Ryan was later pressed on whether Trump’s behavior can be excused out of inexperience.

“I’m not saying it’s an acceptable excuse,” he said. “It’s just my observation.”

Party players like Speaker of the House Ryan won’t advance their agenda by burning their president. Experience shows what happens when they turn on one of their own. It takes the entire party down a notch.

Then they’d be on the outside looking in. Ryan may not like Washington D.C. better than his home state, but he’s in no rush to get back to cheese head Wisconsin.

The James Comey EOB.

When a man stands with his right hand raised to be sworn in, to give honest testimony, it’s a big deal.

If the man is the former head of  the FBI, it’s an even bigger deal.

But James Comey didn’t shrink from the task at hand.

“Although the law required no reason at all to fire an FBI director, the administration then chose to defame me — and, more importantly, the FBI — by saying the organization was in disarray, that it was poorly led, that the workforce had lost confidence in its leader,” Comey said. “Those were lies, plain and simple.”

Reading between the line, the former boss of America’s top police force gave America two thumbs up, telling us the FBI is on the job.

It’s a comfort to citizens, and more so for the rank and file FBI agents.

Their guy took care of them.

It’s not the first time a top man stood up for their people.

McCarthy vs U.S. Army.

In the spring of 1954, McCarthy picked a fight with the U.S. Army, charging lax security at a top-secret army facility. The army responded that the senator had sought preferential treatment for a recently drafted subcommittee aide. Amidst this controversy, McCarthy temporarily stepped down as chairman for the duration of the three-month nationally televised spectacle known to history as the Army-McCarthy hearings.

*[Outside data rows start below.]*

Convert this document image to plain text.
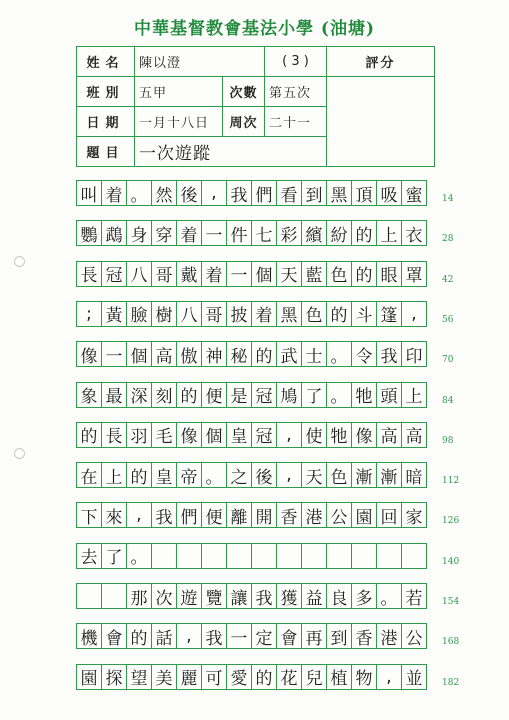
中華基督教會基法小學 (油塘)
姓名	陳以澄		( 3 )	評分
班別	五甲	次數	第五次	
日期	一月十八日	周次	二十一	
題目	一次遊蹤			
叫 着 。 然 後 , 我 們 看 到 黑 頂 吸 蜜
鸚 鵡 身 穿 着 一 件 七 彩 繽 紛 的 上 衣
長 冠 八 哥 戴 着 一 個 天 藍 色 的 眼 罩
; 黃 臉 樹 八 哥 披 着 黑 色 的 斗 篷 ,
像 一 個 高 傲 神 秘 的 武 士 。 令 我 印
象 最 深 刻 的 便 是 冠 鳩 了 。 牠 頭 上
的 長 羽 毛 像 個 皇 冠 , 使 牠 像 高 高
在 上 的 皇 帝 。 之 後 , 天 色 漸 漸 暗
下 來 , 我 們 便 離 開 香 港 公 園 回 家
去 了 。
那 次 遊 覽 讓 我 獲 益 良 多 。 若
機 會 的 話 , 我 一 定 會 再 到 香 港 公
園 探 望 美 麗 可 愛 的 花 兒 植 物 , 並
14
28
42
56
70
84
98
112
126
140
154
168
182
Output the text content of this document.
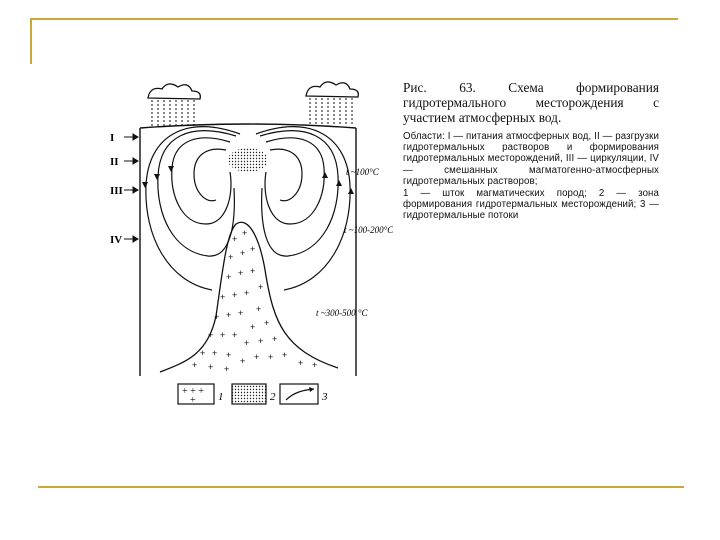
+
+
+ + +
+ + +
+
+ + +
+
+ + +
+ +
+ + +
+ + +
+ + +
+ + + +
+ + +
+ +
I
II
III
IV
t ~100°C
t ~100-200°C
t ~300-500 °C
+ + +
+ 1	2	3

Рис. 63. Схема формирования гидротермального месторождения с участием атмосферных вод.

Области: I — питания атмосферных вод, II — разгрузки гидротермальных растворов и формирования гидротермальных месторождений, III — циркуляции, IV — смешанных магматогенно-атмосферных гидротермальных растворов;

1 — шток магматических пород; 2 — зона формирования гидротермальных месторождений; 3 — гидротермальные потоки
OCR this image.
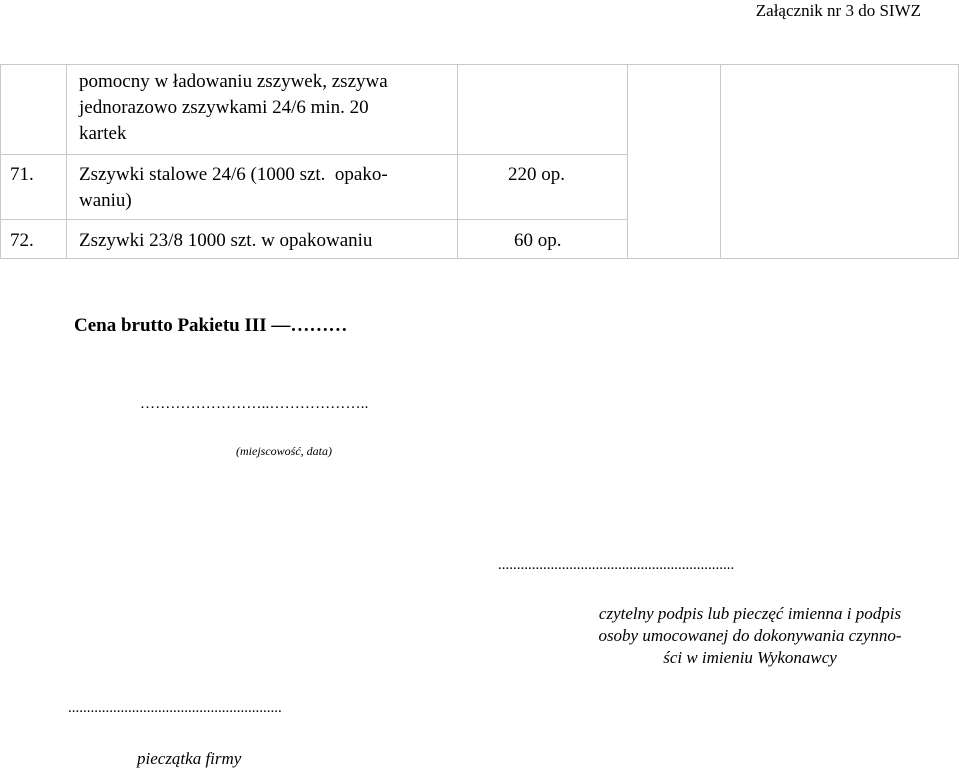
Załącznik nr 3 do SIWZ
pomocny w ładowaniu zszywek, zszywa
jednorazowo zszywkami 24/6 min. 20
kartek
71. Zszywki stalowe 24/6 (1000 szt.  opako-
waniu)
220 op.
72. Zszywki 23/8 1000 szt. w opakowaniu	60 op.
Cena brutto Pakietu III —………
……………………..………………..
(miejscowość, data)
...............................................................
czytelny podpis lub pieczęć imienna i podpis
osoby umocowanej do dokonywania czynno-
ści w imieniu Wykonawcy
.........................................................
pieczątka firmy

The army hired Boston lawyer Joseph Welch to make its case. At a session on June 9, 1954, McCarthy charged that one of Welch’s attorneys had ties to a Communist organization. As an amazed television audience looked on, Welch responded with the immortal lines that ultimately ended McCarthy’s career: “Until this moment, Senator, I think I never really gauged your cruelty or your recklessness.” When McCarthy tried to continue his attack, Welch angrily interrupted, “Let us not assassinate this lad further, senator. You have done enough. Have you no sense of decency?”

Overnight, McCarthy’s immense national popularity evaporated. Censured by his Senate colleagues, ostracized by his party, and ignored by the press, McCarthy died three years later, 48 years old and a broken man.

Wisconsin Senator McCarthy vs President Eisenhower tip: never challenge a former five star general who led America to Victory in Europe, then gets elected President of the United States.

And don’t bring a book of matches to a flame thrower dual.

Eisenhower did what Comey did in standing up for the little guys.

What does a former Army Pfc make of an EOB by James Comey?

Thank you for doing the work, Mr. Comey.

To the rest of the world: Tanks didn’t roll, bombers didn’t fly, soldiers didn’t break ranks.